In the Vail Beaver Creek Mountain Biking Series, presented by the Athletic Club at The Westin, which continued Wednesday in Eagle, the children always play nicely with each other. The slightly older and bigger children also play nicely, and when they don’t, they patch it up over a cold one..
And, yes, there are some bones up on the course.
“That’s what probably gave my friend Alec (Hamilton) a flat tire,” Eagle-Vail’s Mike Flieg said. “He got a bone right into his tire.”
That’s not your average tire repair, people.
According to a totally-unscientific survey of the riders, the uphill portion of the loop was nice, but challenging. The singletrack down was adventurous.
The question was the number of laps, depending on one’s category.

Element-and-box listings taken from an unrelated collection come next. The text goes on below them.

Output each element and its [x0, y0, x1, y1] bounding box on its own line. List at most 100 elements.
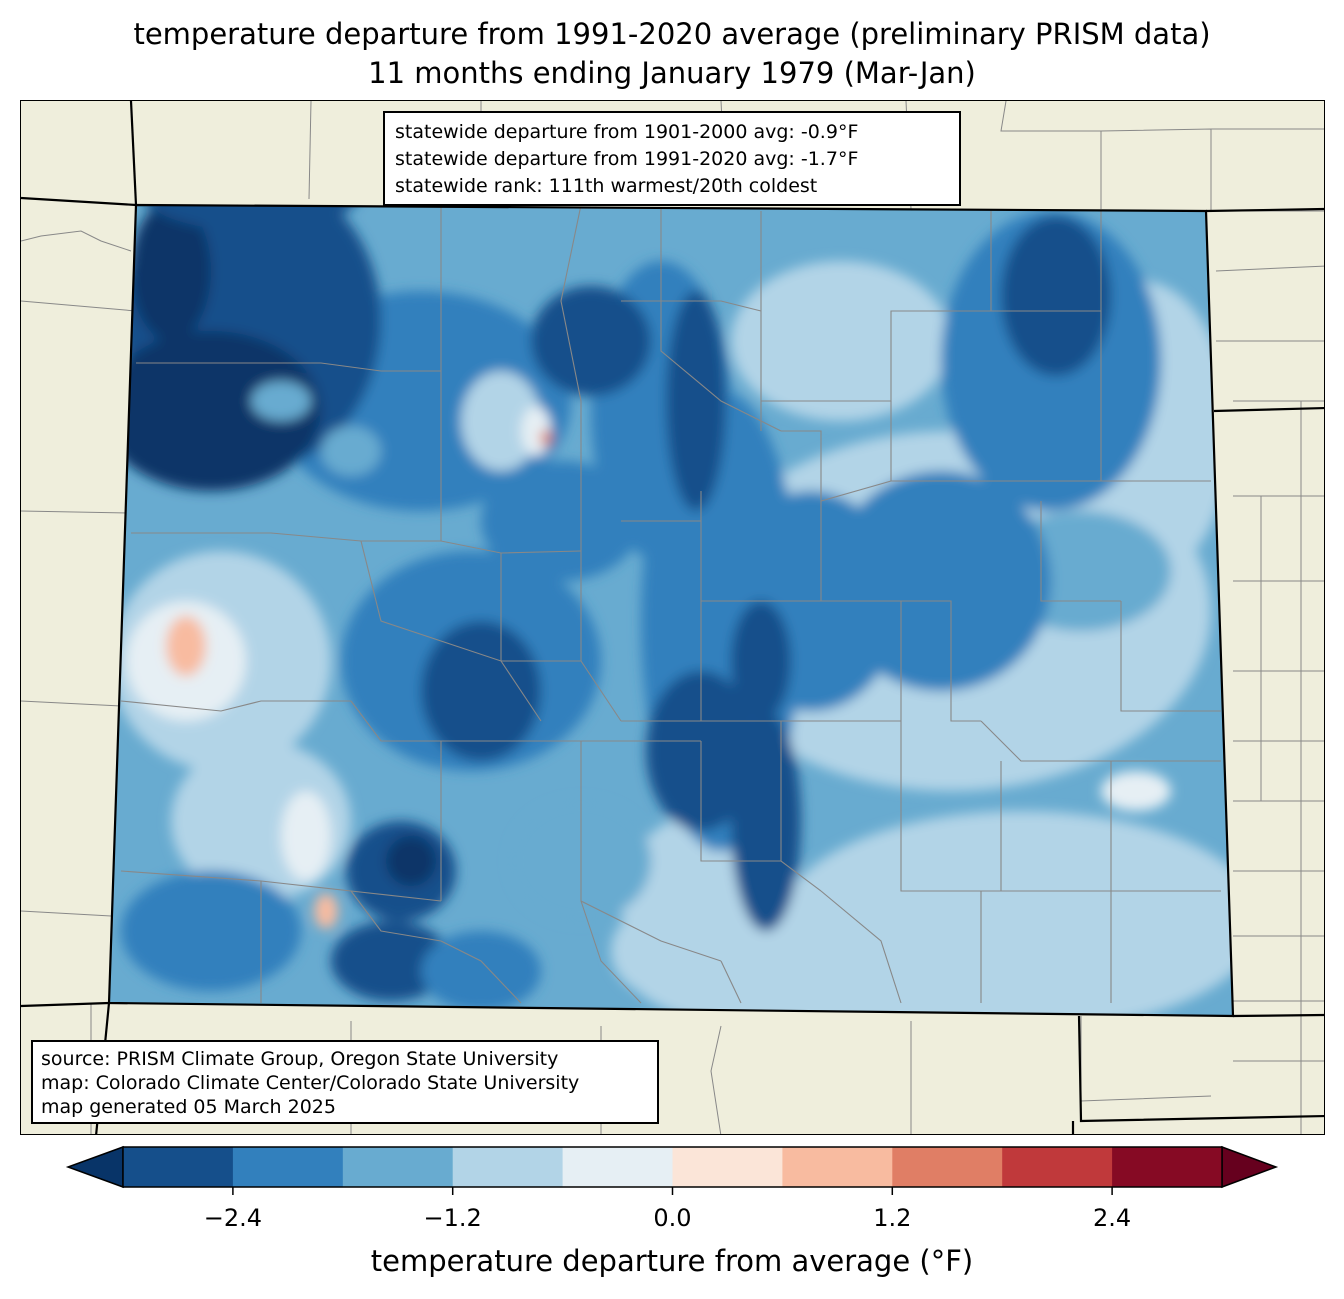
contour-blob [666, 291, 726, 511]
neighbor-county-line [1080, 1016, 1212, 1102]
contour-blob [731, 711, 801, 931]
neighbor-county-line [1000, 101, 1102, 209]
county-line [621, 300, 762, 312]
county-line [1120, 601, 1221, 712]
stats-rank: statewide rank: 111th warmest/20th colde… [395, 175, 818, 197]
statewide-stats-box: statewide departure from 1901-2000 avg: … [383, 111, 961, 206]
colorbar-segment [452, 1147, 564, 1187]
contour-blob [481, 461, 641, 581]
colorbar-segment [562, 1147, 673, 1187]
contour-blob [461, 371, 541, 471]
colorbar-segment [1002, 1147, 1113, 1187]
stats-departure-1991-2020: statewide departure from 1991-2020 avg: … [395, 148, 859, 170]
neighbor-county-line [710, 1025, 722, 1134]
neighbor-county-boundaries [21, 101, 1324, 1134]
county-line [580, 900, 642, 1004]
contour-blob [1001, 216, 1111, 376]
county-line [580, 551, 622, 722]
map-subtitle: 11 months ending January 1979 (Mar-Jan) [368, 56, 976, 90]
county-line [980, 720, 1221, 762]
county-line [820, 890, 902, 1004]
neighbor-county-line [308, 101, 312, 200]
county-line [360, 540, 581, 662]
neighbor-county-line [1215, 265, 1324, 272]
source-credits-box: source: PRISM Climate Group, Oregon Stat… [31, 1040, 659, 1124]
contour-blob [251, 381, 311, 421]
colorbar-segment [342, 1147, 454, 1187]
contour-blob [166, 616, 206, 676]
state-line [129, 101, 138, 206]
colorbar-tick-label: 2.4 [1093, 1204, 1131, 1232]
contour-blob [321, 426, 381, 476]
colorbar-tick-label: −1.2 [424, 1204, 482, 1232]
state-boundaries [21, 101, 1324, 1134]
state-line [1213, 406, 1324, 413]
colorbar-over-extension [1221, 1145, 1279, 1189]
state-line [1232, 1013, 1324, 1018]
neighbor-county-line [21, 300, 137, 312]
map-credit-line: map: Colorado Climate Center/Colorado St… [41, 1072, 580, 1094]
county-line [781, 430, 892, 502]
contour-blob [421, 621, 541, 761]
source-line: source: PRISM Climate Group, Oregon Stat… [41, 1048, 559, 1070]
county-line [890, 311, 1102, 482]
county-line [136, 362, 441, 372]
contour-blob [109, 331, 321, 491]
contour-blob [540, 430, 552, 446]
state-line [21, 1001, 110, 1008]
county-boundaries [120, 205, 1221, 1004]
contour-blob [141, 205, 361, 231]
colorbar-segment [892, 1147, 1003, 1187]
county-line [761, 211, 992, 402]
colorbar-label: temperature departure from average (°F) [370, 1244, 974, 1278]
map-title: temperature departure from 1991-2020 ave… [133, 17, 1211, 51]
state-line [1205, 207, 1324, 213]
colorbar-under-extension [65, 1145, 124, 1189]
colorado-temperature-map [21, 101, 1324, 1134]
county-line [660, 205, 782, 432]
neighbor-county-line [21, 700, 122, 707]
colorbar-segment [123, 1147, 234, 1187]
colorbar-tick-label: 1.2 [873, 1204, 911, 1232]
contour-blob [386, 836, 436, 886]
colorbar-segment [1112, 1147, 1223, 1187]
temperature-contours [109, 205, 1233, 1016]
county-line [350, 700, 441, 742]
colorbar-segment [672, 1147, 783, 1187]
contour-blob [1101, 771, 1171, 811]
neighbor-county-line [21, 910, 112, 917]
contour-blob [314, 893, 338, 929]
county-line [131, 532, 582, 554]
contour-blob [731, 261, 951, 421]
colorbar: −2.4 −1.2 0.0 1.2 2.4 [65, 1145, 1279, 1232]
county-line [500, 553, 542, 722]
colorbar-tick-label: −2.4 [204, 1204, 262, 1232]
county-line [120, 870, 442, 902]
neighbor-county-line [21, 510, 130, 514]
contour-blob [121, 871, 301, 991]
contour-blob [331, 921, 451, 1001]
colorbar-segment [232, 1147, 344, 1187]
county-line [700, 741, 822, 892]
contour-blob [731, 601, 791, 721]
map-panel [20, 100, 1325, 1135]
county-line [560, 205, 582, 551]
neighbor-county-line [21, 230, 132, 252]
contour-blob [611, 906, 711, 996]
neighbor-county-line [1100, 128, 1212, 211]
state-line [21, 196, 137, 207]
county-line [820, 501, 981, 722]
contour-blob [531, 286, 651, 396]
county-line [1040, 501, 1121, 602]
county-line [720, 960, 742, 1004]
stats-departure-1901-2000: statewide departure from 1901-2000 avg: … [395, 121, 859, 143]
generated-date-line: map generated 05 March 2025 [41, 1096, 336, 1118]
county-line [440, 940, 522, 1004]
colorbar-tick-label: 0.0 [653, 1204, 691, 1232]
contour-blob [131, 205, 211, 341]
county-line [580, 741, 722, 962]
contour-blob [421, 931, 541, 1011]
contour-blobs [109, 205, 1233, 1016]
state-line [1077, 1015, 1324, 1123]
county-line [350, 890, 442, 942]
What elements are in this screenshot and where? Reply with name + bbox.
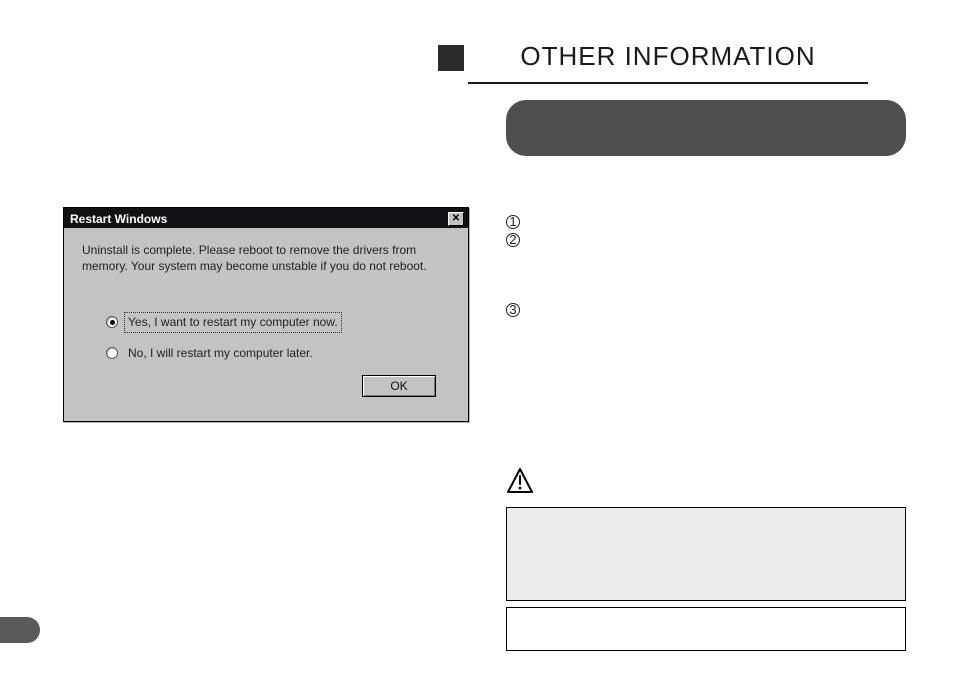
radio-group: Yes, I want to restart my computer now. … [106,314,450,360]
step-number-2: 2 [506,233,520,247]
dialog-body: Uninstall is complete. Please reboot to … [64,228,468,421]
radio-label-yes: Yes, I want to restart my computer now. [126,314,340,330]
note-box [506,507,906,601]
radio-icon [106,347,118,359]
radio-option-no[interactable]: No, I will restart my computer later. [106,345,450,361]
radio-option-yes[interactable]: Yes, I want to restart my computer now. [106,314,450,330]
dialog-title: Restart Windows [70,212,167,226]
dialog-footer: OK [82,375,450,411]
radio-icon [106,316,118,328]
page-title: OTHER INFORMATION [468,35,868,84]
step-number-1: 1 [506,215,520,229]
title-square [438,45,464,71]
section-bar [506,100,906,156]
dialog-message: Uninstall is complete. Please reboot to … [82,242,450,274]
ok-button[interactable]: OK [362,375,436,397]
close-icon: ✕ [452,213,460,224]
radio-label-no: No, I will restart my computer later. [126,345,315,361]
page-tab [0,617,40,643]
info-box [506,607,906,651]
title-block: OTHER INFORMATION [468,35,868,84]
warning-icon [506,467,534,495]
dialog-titlebar: Restart Windows ✕ [64,208,468,228]
close-button[interactable]: ✕ [448,212,464,226]
step-number-3: 3 [506,303,520,317]
page-content: OTHER INFORMATION 1 2 3 Restart Windows … [60,35,910,655]
restart-dialog: Restart Windows ✕ Uninstall is complete.… [63,207,469,422]
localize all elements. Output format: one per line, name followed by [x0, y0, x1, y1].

“It was tough. It was a great ride,” women’s expert rider Tracey Head said. “I enjoy the course very much. It’s just challenging. I’ve never done three laps on it before. This year, experts start with the pros. It’s a little longer. It’s a good way to push yourself.”
Especially if you’re riding a hard tail like Flieg.
“On the first descent, I’m pretty good,” he said. “I can jump over things. But then when I’m tired, the second time, I kind of bulldozed my way through.”
Of course, after last week’s Davos Dash, suffering is relative.
“Davos is a painful sprint and it’s really about how your lungs feel,” Gruber said. “This one, you have a little more time to go your own pace and feel like there’s enough mileage that you don’t have to go out too hard.”
The series continues in 13 days with the Camp Hale Hup.